Author: Anonymous Murphy’s Law

Your best golf shots always occur when playing alone.

The mud that won’t come off on the doormat immediately adheres to the carpet.

The more an item costs, the farther you have to send it for repairs.

If your action has a 50% possibility of being correct, you will be wrong 75% of the time.

Whatever you want, you can’t have, what you can have, you don’t want.

If you are attempting the impossible, you will fail

Love letters, business contracts and money due you always arrive three weeks late, whereas junk mail arrives the day it was sent.

No matter how hard you try, every once in a while, something is going right.

The worst golf shots always occur when playing with someone you are trying to impress.

If something is confidential, it will be left in the copier machine.

Chaos always wins, because it’s better organized.

Mother nature is a bitch.

When you wear new shoes for the first time, everyone will step on them.

A paint drip will always find the hole in the newspaper and land on the carpet underneath (and will not be discovered until it has dried).

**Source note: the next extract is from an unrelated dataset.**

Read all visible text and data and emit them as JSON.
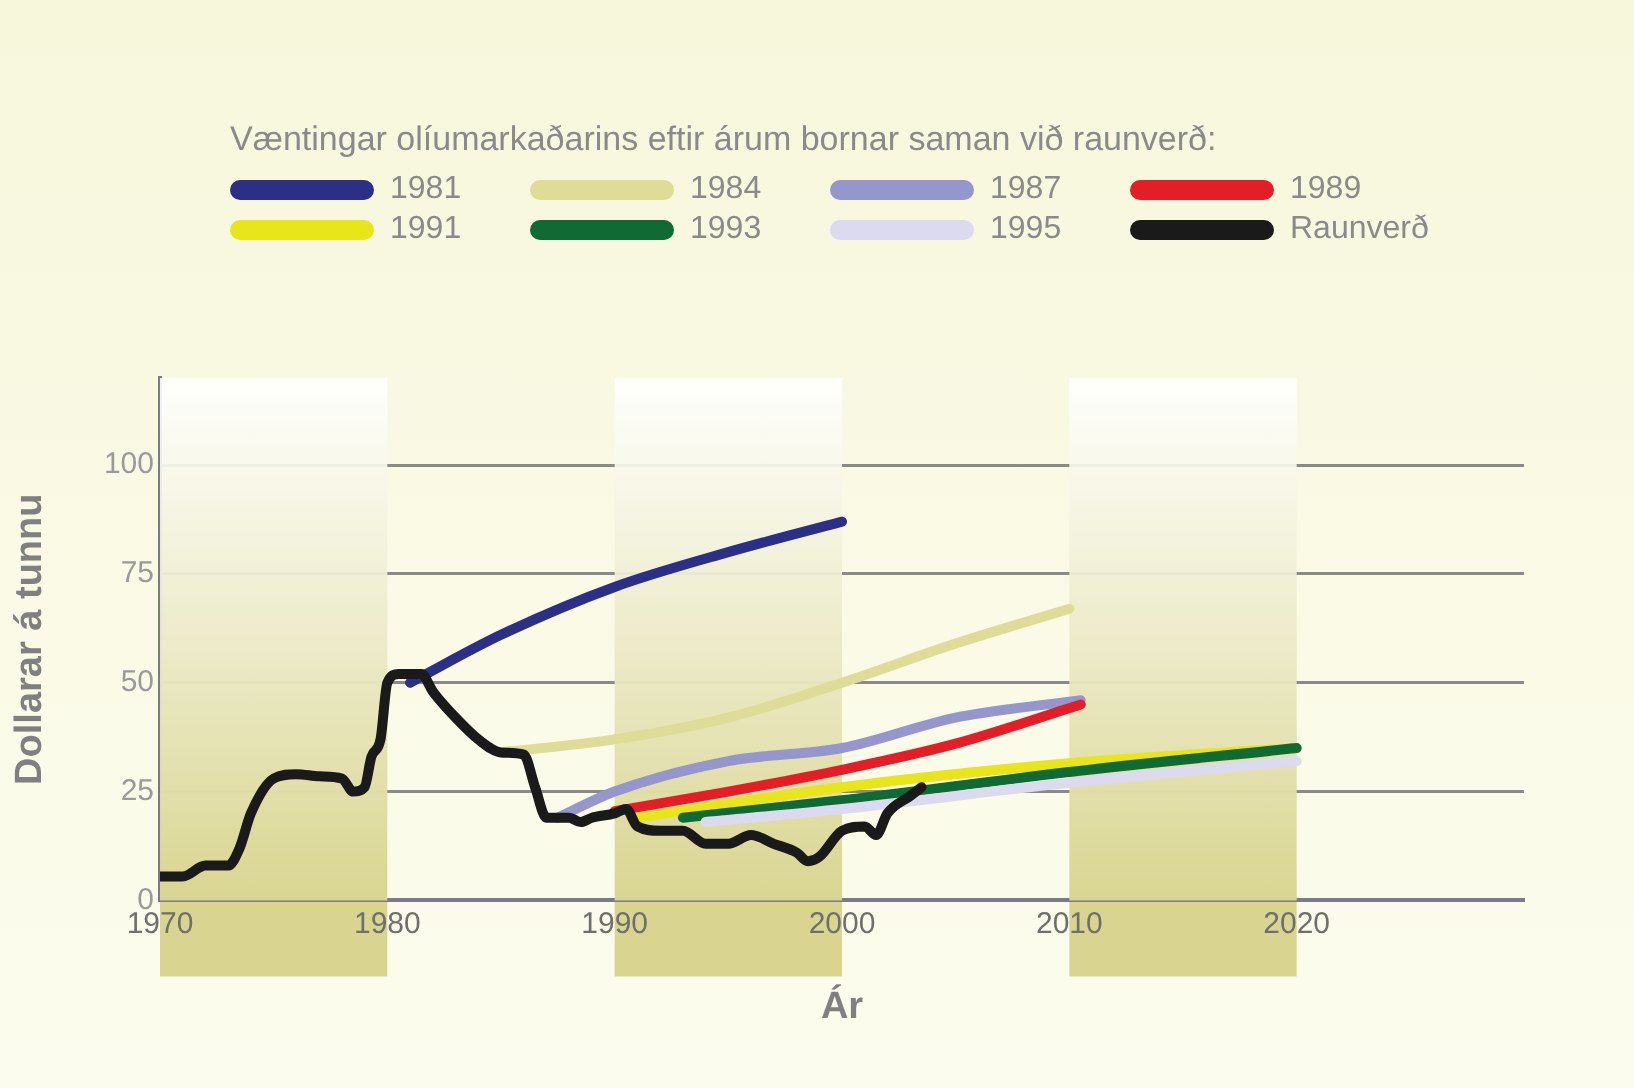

Whenever an expert is confounded by a seemingly insoluble problem, the solution is immediately obvious to the first unqualified person who happens along.

A dropped power tool will always land on the concrete instead of the soft ground (if outdoors) or the carpet (if indoors) – unless it is running, in which case it will fall on something it can damage (like your foot).

The ideal resume will turn up one day after the position is filled.

If you pick up a chunk of broken concrete and try to pitch it into an adjacent lot, it will hit a tree limb and come down right on the driver’s side of your car windshield.

A valuable dropped item will always fall into an inaccessible place (a diamond ring down the drain, for example) – or into the garbage disposal while it is running.

The hardness of the butter is in direct proportion to the softness of the bread.

It will always break just when you need it the most.